Fast, light-weight databases

acme on 2005-01-14T11:25:06

I like general case solutions, like Plucene and DBM::Deep but sometimes you just have to get slightly lower level and do it all yourself. Why, you ask? For speed of course. I've just redone my recipe website, which has a lot of recipes, is used a lot (mostly by American housewives), and is hosted on a bitty box.

Enter CDB_File, a "Perl extension for access to CDB databases". Now, ignoring the fact that CDB is djbware, it rocks. The files are small, and they are very fast to read. Thus I do lots of processing and indexing on my build scripts and then suddenly you can search at lightning speed for orange wine, and find Orange-wine wafers. Note the related recipes on the right, generated with Search::ContextGraph.

Mmmmm, food and Perl. Happy birthday richardc!

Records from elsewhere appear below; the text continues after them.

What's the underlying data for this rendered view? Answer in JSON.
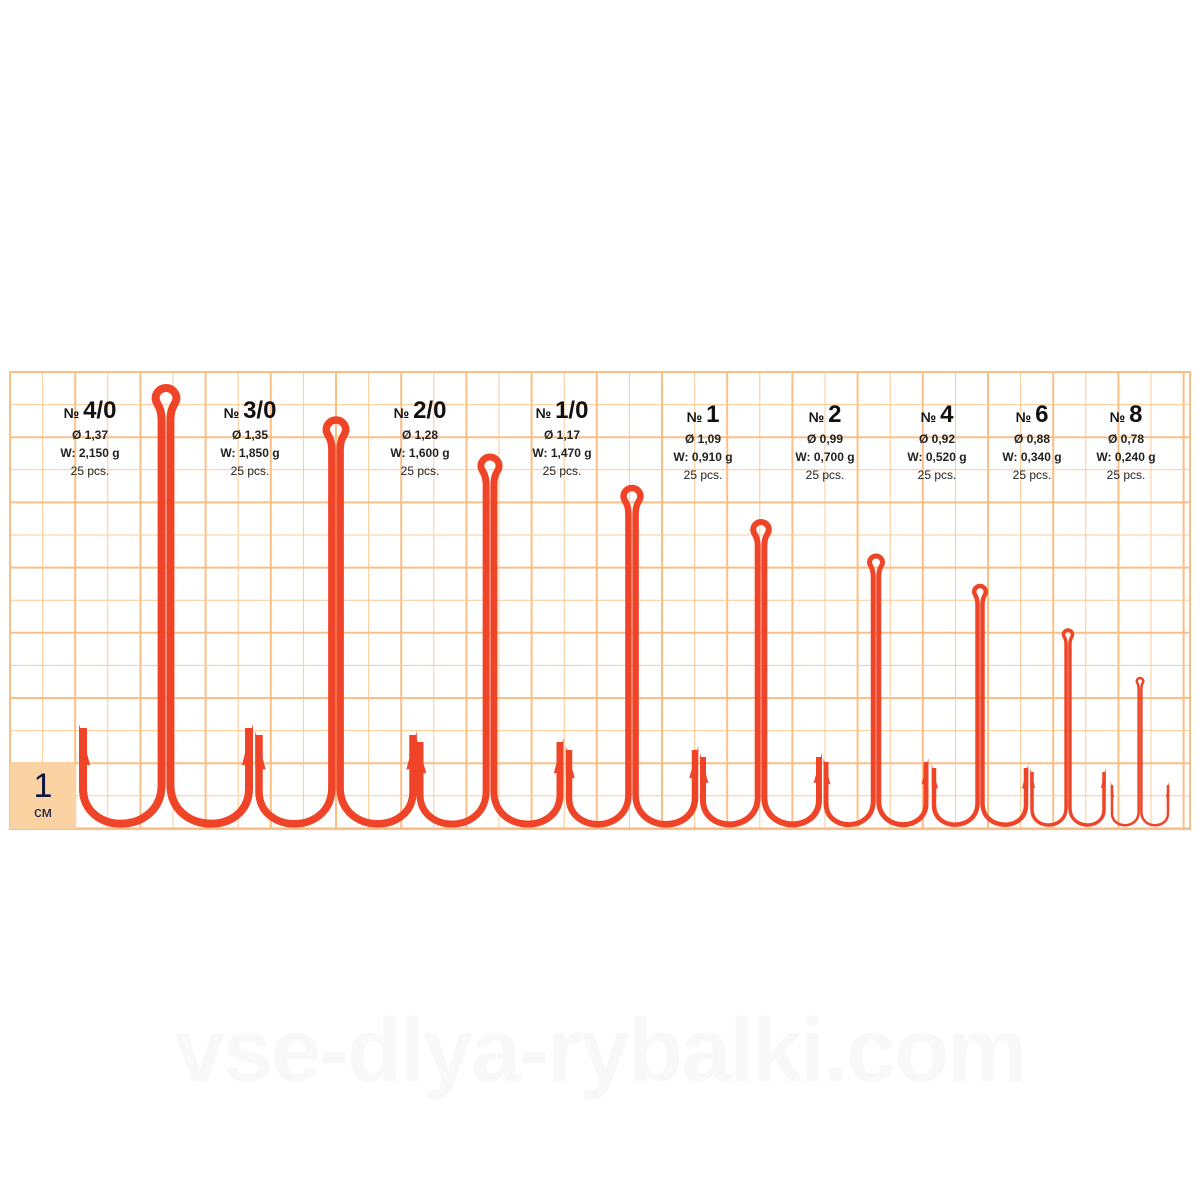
{
  "colors": {
    "grid": "#fdc995",
    "grid_major": "#fbbf86",
    "hook": "#ef4427",
    "scale_box": "#fbd3a3"
  },
  "scale": {
    "value": "1",
    "unit": "см"
  },
  "watermark": "vse-dlya-rybalki.com",
  "hooks": [
    {
      "prefix": "№",
      "size": "4/0",
      "diameter": "Ø 1,37",
      "weight": "W: 2,150 g",
      "count": "25 pcs."
    },
    {
      "prefix": "№",
      "size": "3/0",
      "diameter": "Ø 1,35",
      "weight": "W: 1,850 g",
      "count": "25 pcs."
    },
    {
      "prefix": "№",
      "size": "2/0",
      "diameter": "Ø 1,28",
      "weight": "W: 1,600 g",
      "count": "25 pcs."
    },
    {
      "prefix": "№",
      "size": "1/0",
      "diameter": "Ø 1,17",
      "weight": "W: 1,470 g",
      "count": "25 pcs."
    },
    {
      "prefix": "№",
      "size": "1",
      "diameter": "Ø 1,09",
      "weight": "W: 0,910 g",
      "count": "25 pcs."
    },
    {
      "prefix": "№",
      "size": "2",
      "diameter": "Ø 0,99",
      "weight": "W: 0,700 g",
      "count": "25 pcs."
    },
    {
      "prefix": "№",
      "size": "4",
      "diameter": "Ø 0,92",
      "weight": "W: 0,520 g",
      "count": "25 pcs."
    },
    {
      "prefix": "№",
      "size": "6",
      "diameter": "Ø 0,88",
      "weight": "W: 0,340 g",
      "count": "25 pcs."
    },
    {
      "prefix": "№",
      "size": "8",
      "diameter": "Ø 0,78",
      "weight": "W: 0,240 g",
      "count": "25 pcs."
    }
  ]
}
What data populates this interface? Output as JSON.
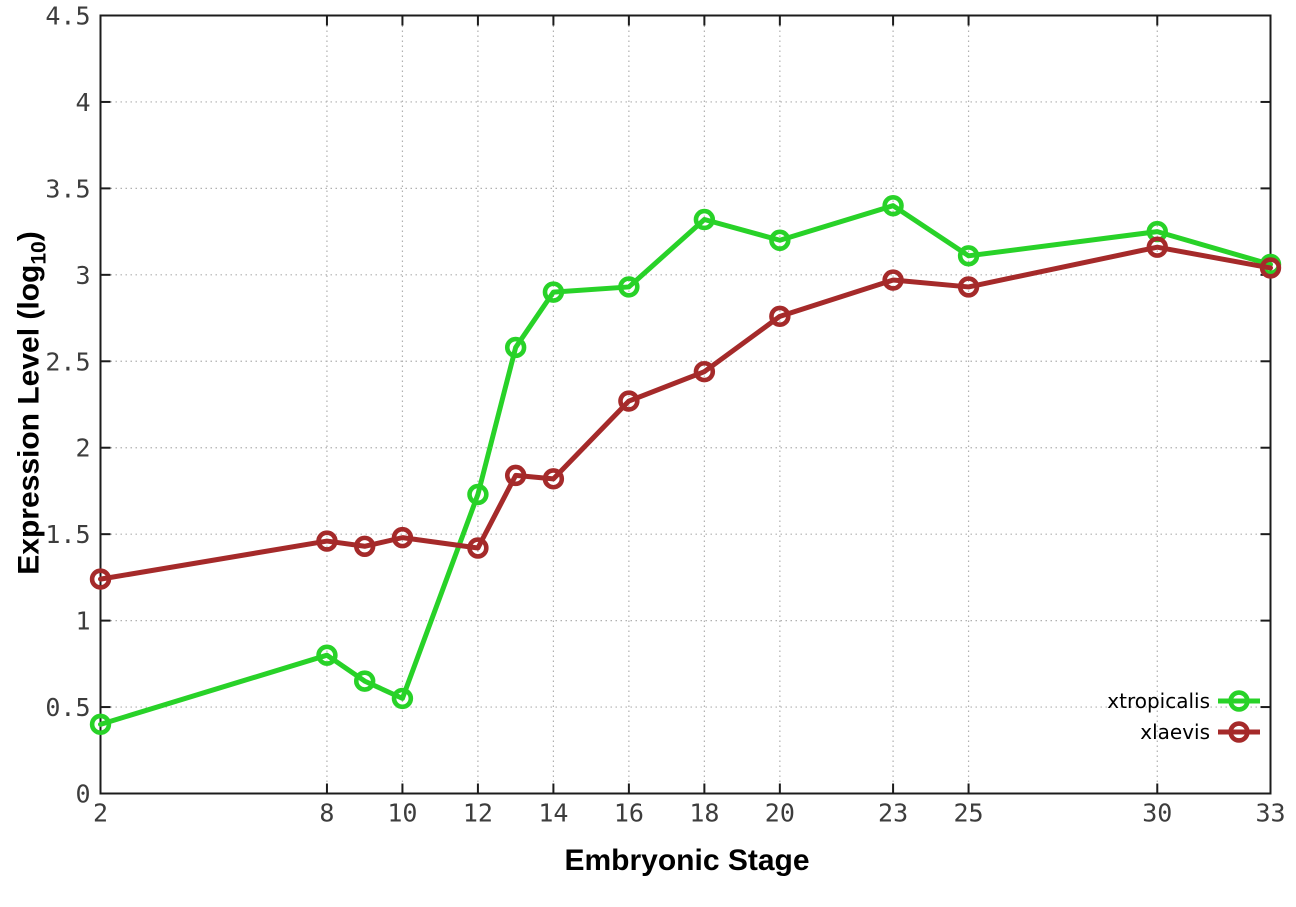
{
  "chart_data": {
    "type": "line",
    "title": "",
    "xlabel": "Embryonic Stage",
    "ylabel": "Expression Level (log10)",
    "ylabel_parts": {
      "pre": "Expression Level (log",
      "sub": "10",
      "post": ")"
    },
    "xlim": [
      2,
      33
    ],
    "ylim": [
      0,
      4.5
    ],
    "grid": true,
    "grid_style": "dotted",
    "legend_position": "inside-bottom-right",
    "xticks": [
      2,
      8,
      10,
      12,
      14,
      16,
      18,
      20,
      23,
      25,
      30,
      33
    ],
    "xtick_labels": [
      "2",
      "8",
      "10",
      "12",
      "14",
      "16",
      "18",
      "20",
      "23",
      "25",
      "30",
      "33"
    ],
    "yticks": [
      0,
      0.5,
      1,
      1.5,
      2,
      2.5,
      3,
      3.5,
      4,
      4.5
    ],
    "ytick_labels": [
      "0",
      "0.5",
      "1",
      "1.5",
      "2",
      "2.5",
      "3",
      "3.5",
      "4",
      "4.5"
    ],
    "x": [
      2,
      8,
      9,
      10,
      12,
      13,
      14,
      16,
      18,
      20,
      23,
      25,
      30,
      33
    ],
    "series": [
      {
        "name": "xtropicalis",
        "color": "#28d228",
        "values": [
          0.4,
          0.8,
          0.65,
          0.55,
          1.73,
          2.58,
          2.9,
          2.93,
          3.32,
          3.2,
          3.4,
          3.11,
          3.25,
          3.06
        ]
      },
      {
        "name": "xlaevis",
        "color": "#a52a2a",
        "values": [
          1.24,
          1.46,
          1.43,
          1.48,
          1.42,
          1.84,
          1.82,
          2.27,
          2.44,
          2.76,
          2.97,
          2.93,
          3.16,
          3.04
        ]
      }
    ]
  },
  "colors": {
    "background": "#ffffff",
    "border": "#1c1c1c",
    "grid": "#b0b0b0",
    "tick_text": "#3d3d3d",
    "title_text": "#000000",
    "series_green": "#28d228",
    "series_red": "#a52a2a"
  }
}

Recipes and American housewives

osfameron on 2005-01-14T13:05:40

In one of the early novels, Michael Dibdin notes Aurelio Zen's dismay at the idea of using a cookery book. Italians cook the food they learnt in their family/regional tradition, and for the Venetian Zen it would be as odd to look in a cookery book for an Umbrian speciality as it would a Chinese, or Martian one. (Contrasted with his American girlfriend who cooks a baffling variety of recipes from across the world).

Back to CDB?

Matts on 2005-01-14T13:12:15

I recall we had a conversation about 2 years ago about how you decided not to use CDB files for some reason. Why the change of heart?

Re:Back to CDB?

acme on 2005-01-15T11:05:48

The reason at the time was that CDB_File was leaking memory, so I switched to BerkeleyDB. However, I checked out CDB_File again and lo and behold it doesn't leak, it does what it says on the tin, and it's nice and fast. After doing some more performance tests, one of the nice things about CDB over BDB is that my CDB files are 2.5x smaller.

BerkeleyDB

perrin on 2005-01-14T14:24:17

It probably doesn't matter for your recipe site, but BerkeleyDB is typically faster, if you use the BTree mode. Even faster if you use method calls instead of TIE. There's a benchmark you can play with here. Make sure to look for the update at the bottom of the thread.

Re:BerkeleyDB

acme on 2005-01-15T11:30:52

And lo did I do some more benchmarking. Bear in mind that my data has numeric keys and largish objects serialised via Storable. 'deep' is DBM::Deep. 'bdb' is BerkeleyDB::Hash. 'bdb_btree' is BerkeleyDB::Btree with "pack "N" as a key filter and 'cdb' is 'CDB_File'. First time I run the benchmark:
             Rate      deep       bdb bdb_btree       cdb
deep      0.810/s        --      -49%      -49%      -62%
bdb        1.58/s       96%        --       -1%      -25%
bdb_btree  1.59/s       97%        1%        --      -25%
cdb        2.12/s      162%       34%       33%        --
And when everything is cached in memory, all of them are about the same speed:
              Rate bdb_btree      deep       cdb       bdb
bdb_btree 280082/s        --       -1%       -1%       -1%
deep      282205/s        1%        --       -1%       -1%
cdb       283829/s        1%        1%        --       -0%
bdb       284326/s        2%        1%        0%        --
Another interesting thing to note is the file sizes. The BerkeleyDB files are much larger:
-rw-r--r--    1 acme     acme      7544832 2005-01-15 11:01 test.bdb
-rw-r--r--    1 acme     acme      7532544 2005-01-15 11:01 test_btree.bdb
-rw-r--r--    1 acme     acme      4476905 2005-01-15 11:01 test.deep
-rw-r--r--    1 acme     acme      4421730 2005-01-15 11:01 test.cdb
In summary: because my server isn't very powerful, I reckon CDB is the best way to go. It seems to work well in low memory and has smaller files too. Any other suggestions?

Re:BerkeleyDB

perrin on 2005-01-17T18:41:22

I feel a bit silly trying to optimize a recipe search, but... I suspect your use BerkeleyDB is not optimal. Take a look at this benchmark code for an example of high-speed use of BerkeleyDB.